Schwäbische Zeitung: Ohne Rituale geht es nicht – Leitartikel

Wer 6,5 Prozent durch zwei teilt, der landet bei
3,25 Prozent. Die erste Zahl markiert die Forderung der
Dienstleistungsgesellschaft Verdi in der aktuellen
Tarifauseinandersetzung, die zweite Zahl wird – mit geringer
Abweichung nach unten oder oben – irgendwann als Ergebnis dastehen.
Das weiß die Gewerkschaftsspitze, das wissen die Verdi-Mitglieder,
das wissen die Arbeitgeber: Es muss im Prinzip jedem klar sein, der
die Tarifverhandlungen vergangener Jahre und Jahrzehnte verfolgt hat.
Ein klassischer Kompromiss eben – im Sinne einer Harmonisierung
widerstreitender Interessen durch vernünftige Menschen.

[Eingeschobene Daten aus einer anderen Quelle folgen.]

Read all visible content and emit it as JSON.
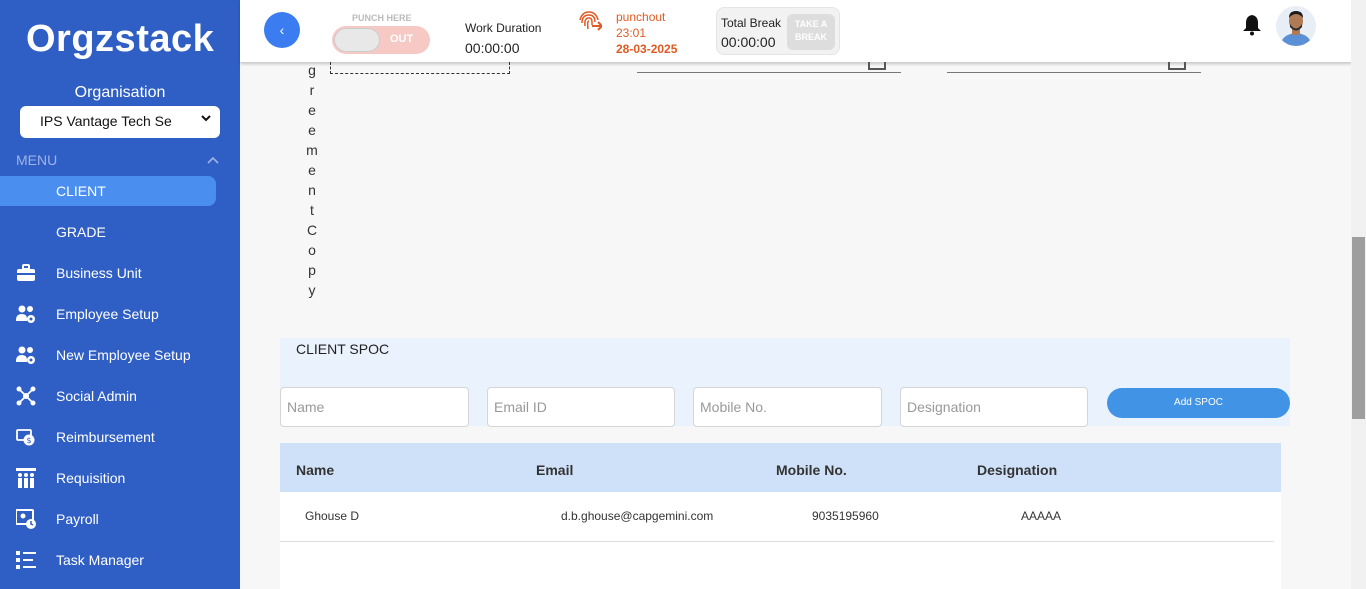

Wer sich diesen schlichten Umstand vor Augen hält, der muss sich
eigentlich eben diese Augen reiben angesichts der ritualisierten
Begleitmusik dieser und anderer Tarifverhandlungen. Da wird zunächst
einmal auf beiden Seiten verbal aufgerüstet. Völlig realitätsfern
seien die Verdi-Forderungen, sagen die öffentlichen Arbeitgeber.
Einen Ehrensold für Krankenschwestern fordert Verdi-Chef Bsirske,
dessen eigener Sold mutmaßlich nicht weit vom Sold honoris causa der
früheren Bundespräsidenten entfernt ist. Es gibt Warnstreiks, und
wenn es dumm läuft, folgen echte Streiks. Dann kommen ein paar
Abrüstungsrunden, am Ende verkünden beide Seiten mehr oder weniger
stolz ein Ergebnis, um das man hart gerungen habe, mit dem man aber
gerade noch so leben könne. In diesem Falle also 3,25 Prozent
plus/minus X.

Das wirkt alles ein wenig angestaubt, anachronistisch. Aber die
naheliegende Frage: warum nicht gleich so? blendet etwas
Entscheidendes aus. Sowohl Gewerkschaften als auch
Arbeitgeberverbände sind im Laufe der Zeit zu Organisationen mit
eigenem Innenleben geworden. Nach außen müssen sie sich bei ihrer
jeweiligen Klientel behaupten, indem sie bei Gelegenheit auf die
Pauke hauen. Und diese Gelegenheit ist eben die klassische
Tarifauseinandersetzung. Alles in allem ist das Land damit nicht
schlecht gefahren. Also empfiehlt sich Gelassenheit.